= Direct mail fundraising =

Direct mail fundraising is a form of direct marketing widely used by nonprofit organizations in North America, Europe, and parts of Asia-Pacific to acquire new donors or members and retain the level of their contributions or dues as part of a fundraising program.

The professional use of direct mail fundraising requires an understanding both of the principles and practice of direct marketing and of the discipline of fundraising. In direct marketing, practitioners view large numbers of prospects or donors through the lens of statistics. Fundraising teaches us how to view prospects or donors as individuals, with unique values, beliefs, and preferences.

== History and growth in the United States ==
In its modern form, direct mail fundraising appeared in the United States after World War II, when nationwide charities such as the National Easter Seal Society sought ways to broaden their fundraising base.

It was only with the advent in the 1960s of the ZIP Code and, later, the computer that direct mail fundraising began to gain wide use. Before the ZIP Code, it was difficult to target appropriate recipients of direct mail fundraising appeals, and before the computer, compiling and maintaining lists of supporters was tedious and costly. During the 1970s, when computers became increasingly affordable, the use of direct mail fundraising spread widely. It quickly became the means by which most Americans learned about and first provided financial support for their charities of choice.

The explosive growth of the nonprofit sector in the United States — quadrupling in the 1980s and doubling again in the 1990s and early 2000s — led to a massive expansion in the use of direct mail to build and sustain large, nationwide donor and membership lists. Today, direct mail fundraising accounts for at least one-fifth of the more than $250 billion contributed annually in the U.S. to the nation's 1.6 million nonprofit organizations.

Direct mail fundraising has its own unique jargon, much of it related to the art and science of creating, producing and mailing the right appeal to the right list at the right time, and measuring the results.

In recent years, electronic communication media has been used more commonly among nonprofits.
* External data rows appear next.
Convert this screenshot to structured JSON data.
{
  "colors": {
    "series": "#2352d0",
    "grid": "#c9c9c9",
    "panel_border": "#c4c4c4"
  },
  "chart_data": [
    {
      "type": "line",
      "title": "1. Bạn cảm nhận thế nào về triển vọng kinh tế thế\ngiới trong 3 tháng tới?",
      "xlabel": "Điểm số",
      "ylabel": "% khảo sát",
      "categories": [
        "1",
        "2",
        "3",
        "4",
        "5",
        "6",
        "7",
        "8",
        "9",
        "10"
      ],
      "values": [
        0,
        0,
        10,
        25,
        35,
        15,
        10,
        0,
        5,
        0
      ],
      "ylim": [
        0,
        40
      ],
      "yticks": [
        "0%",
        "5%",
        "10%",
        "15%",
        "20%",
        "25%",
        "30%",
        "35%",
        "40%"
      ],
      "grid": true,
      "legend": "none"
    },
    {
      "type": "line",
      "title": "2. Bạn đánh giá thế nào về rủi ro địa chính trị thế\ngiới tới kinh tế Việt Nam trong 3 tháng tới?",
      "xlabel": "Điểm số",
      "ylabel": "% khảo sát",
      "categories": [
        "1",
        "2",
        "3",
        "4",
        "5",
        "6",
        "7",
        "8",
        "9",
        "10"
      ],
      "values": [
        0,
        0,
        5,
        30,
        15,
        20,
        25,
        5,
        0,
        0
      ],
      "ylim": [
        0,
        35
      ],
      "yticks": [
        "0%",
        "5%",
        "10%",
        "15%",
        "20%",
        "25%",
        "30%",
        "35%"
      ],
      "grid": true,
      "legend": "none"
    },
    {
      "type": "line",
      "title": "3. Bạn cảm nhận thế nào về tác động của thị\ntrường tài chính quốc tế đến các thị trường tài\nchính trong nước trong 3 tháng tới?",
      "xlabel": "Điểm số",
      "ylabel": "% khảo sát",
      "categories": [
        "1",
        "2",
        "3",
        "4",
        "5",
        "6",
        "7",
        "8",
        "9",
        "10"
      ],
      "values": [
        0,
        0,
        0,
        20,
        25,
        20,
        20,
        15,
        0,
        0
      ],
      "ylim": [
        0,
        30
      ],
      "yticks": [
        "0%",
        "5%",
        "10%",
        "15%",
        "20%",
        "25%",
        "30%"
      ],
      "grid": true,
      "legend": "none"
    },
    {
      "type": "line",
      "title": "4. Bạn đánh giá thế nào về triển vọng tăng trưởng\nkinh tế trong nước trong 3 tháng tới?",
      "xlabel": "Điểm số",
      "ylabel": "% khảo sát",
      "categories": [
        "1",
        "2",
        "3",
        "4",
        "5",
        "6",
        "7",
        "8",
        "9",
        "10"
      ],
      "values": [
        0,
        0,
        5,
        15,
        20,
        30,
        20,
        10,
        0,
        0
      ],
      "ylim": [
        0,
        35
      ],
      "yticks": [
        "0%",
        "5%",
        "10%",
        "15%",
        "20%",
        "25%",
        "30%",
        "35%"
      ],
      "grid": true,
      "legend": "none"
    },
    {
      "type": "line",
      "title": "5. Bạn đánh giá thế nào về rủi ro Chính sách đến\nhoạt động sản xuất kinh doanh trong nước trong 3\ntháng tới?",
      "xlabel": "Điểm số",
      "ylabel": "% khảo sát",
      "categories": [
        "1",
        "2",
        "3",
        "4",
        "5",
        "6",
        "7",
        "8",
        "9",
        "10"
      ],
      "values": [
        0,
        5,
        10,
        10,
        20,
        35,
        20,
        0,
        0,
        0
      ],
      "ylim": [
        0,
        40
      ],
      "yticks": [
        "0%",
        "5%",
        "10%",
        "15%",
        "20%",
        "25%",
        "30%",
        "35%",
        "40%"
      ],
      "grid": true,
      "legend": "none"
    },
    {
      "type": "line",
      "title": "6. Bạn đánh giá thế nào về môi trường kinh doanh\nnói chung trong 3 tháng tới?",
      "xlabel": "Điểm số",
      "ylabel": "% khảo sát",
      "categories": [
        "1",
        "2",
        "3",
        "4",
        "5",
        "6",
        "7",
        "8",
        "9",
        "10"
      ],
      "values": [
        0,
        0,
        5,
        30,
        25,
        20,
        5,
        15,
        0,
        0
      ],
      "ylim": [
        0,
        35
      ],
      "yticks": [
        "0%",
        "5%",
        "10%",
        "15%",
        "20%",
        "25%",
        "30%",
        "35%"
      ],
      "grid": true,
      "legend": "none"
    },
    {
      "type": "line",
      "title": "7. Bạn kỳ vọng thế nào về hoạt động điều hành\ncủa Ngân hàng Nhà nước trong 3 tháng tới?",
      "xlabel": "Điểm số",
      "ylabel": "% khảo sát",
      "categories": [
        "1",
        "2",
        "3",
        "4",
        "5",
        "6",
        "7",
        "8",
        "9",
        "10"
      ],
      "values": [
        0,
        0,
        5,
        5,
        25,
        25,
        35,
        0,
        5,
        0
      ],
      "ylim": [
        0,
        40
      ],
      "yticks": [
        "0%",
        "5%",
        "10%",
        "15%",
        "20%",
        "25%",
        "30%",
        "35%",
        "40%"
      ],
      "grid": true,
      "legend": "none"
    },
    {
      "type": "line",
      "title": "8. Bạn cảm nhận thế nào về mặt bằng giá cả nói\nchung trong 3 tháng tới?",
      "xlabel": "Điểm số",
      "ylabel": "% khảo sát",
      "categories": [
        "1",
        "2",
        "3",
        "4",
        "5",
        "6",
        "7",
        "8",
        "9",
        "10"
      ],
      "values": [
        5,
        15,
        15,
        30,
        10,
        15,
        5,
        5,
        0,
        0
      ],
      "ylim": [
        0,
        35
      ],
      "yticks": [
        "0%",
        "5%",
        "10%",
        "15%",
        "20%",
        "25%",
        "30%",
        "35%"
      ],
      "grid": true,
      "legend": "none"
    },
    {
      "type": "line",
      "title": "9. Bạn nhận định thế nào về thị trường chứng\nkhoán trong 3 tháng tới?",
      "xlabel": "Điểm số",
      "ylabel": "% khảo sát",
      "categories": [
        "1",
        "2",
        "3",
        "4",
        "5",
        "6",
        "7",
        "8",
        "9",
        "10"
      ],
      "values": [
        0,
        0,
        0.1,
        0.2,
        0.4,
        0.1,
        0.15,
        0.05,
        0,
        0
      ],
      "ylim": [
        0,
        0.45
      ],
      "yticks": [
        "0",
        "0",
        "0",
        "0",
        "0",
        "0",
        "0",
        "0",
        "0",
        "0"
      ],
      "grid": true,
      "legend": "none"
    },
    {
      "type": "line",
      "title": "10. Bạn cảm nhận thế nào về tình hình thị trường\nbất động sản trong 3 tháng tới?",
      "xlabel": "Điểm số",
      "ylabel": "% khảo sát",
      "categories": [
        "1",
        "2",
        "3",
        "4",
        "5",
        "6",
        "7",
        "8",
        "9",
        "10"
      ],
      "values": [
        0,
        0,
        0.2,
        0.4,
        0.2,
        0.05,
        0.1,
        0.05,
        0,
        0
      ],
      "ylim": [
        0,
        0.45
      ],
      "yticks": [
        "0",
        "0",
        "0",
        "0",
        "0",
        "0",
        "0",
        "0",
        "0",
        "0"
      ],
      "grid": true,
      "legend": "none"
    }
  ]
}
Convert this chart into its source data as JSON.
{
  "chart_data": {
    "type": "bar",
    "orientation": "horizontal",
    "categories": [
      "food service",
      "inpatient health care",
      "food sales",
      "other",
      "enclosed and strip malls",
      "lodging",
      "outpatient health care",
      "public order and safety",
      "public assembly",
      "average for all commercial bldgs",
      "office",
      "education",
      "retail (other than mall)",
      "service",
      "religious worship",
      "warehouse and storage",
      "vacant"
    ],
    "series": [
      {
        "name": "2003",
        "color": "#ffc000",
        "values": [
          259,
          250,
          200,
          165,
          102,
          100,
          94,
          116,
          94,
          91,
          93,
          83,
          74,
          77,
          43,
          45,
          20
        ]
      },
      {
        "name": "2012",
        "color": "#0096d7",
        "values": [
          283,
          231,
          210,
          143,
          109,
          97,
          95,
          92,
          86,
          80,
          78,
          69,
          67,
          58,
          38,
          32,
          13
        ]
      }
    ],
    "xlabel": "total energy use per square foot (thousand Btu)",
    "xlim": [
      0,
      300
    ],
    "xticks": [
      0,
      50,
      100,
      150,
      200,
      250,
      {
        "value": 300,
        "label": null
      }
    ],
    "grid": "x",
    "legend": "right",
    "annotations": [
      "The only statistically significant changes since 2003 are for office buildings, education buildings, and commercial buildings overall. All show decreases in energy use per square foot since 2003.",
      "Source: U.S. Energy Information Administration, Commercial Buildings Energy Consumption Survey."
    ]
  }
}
Online, email, and social media campaigns, collectively referred to as digital fundraising, have been used in coordination with direct mail fundraising. Nonprofits supplement direct mail campaigns with email blasts and social media posts, using similar messaging and visuals to tie the various communications together.

However, digital fundraising has not grown fast enough to replace direct mail for most nonprofits. In 2018, digital fundraising accounted for 8.5% percent of charitable donations in the United States.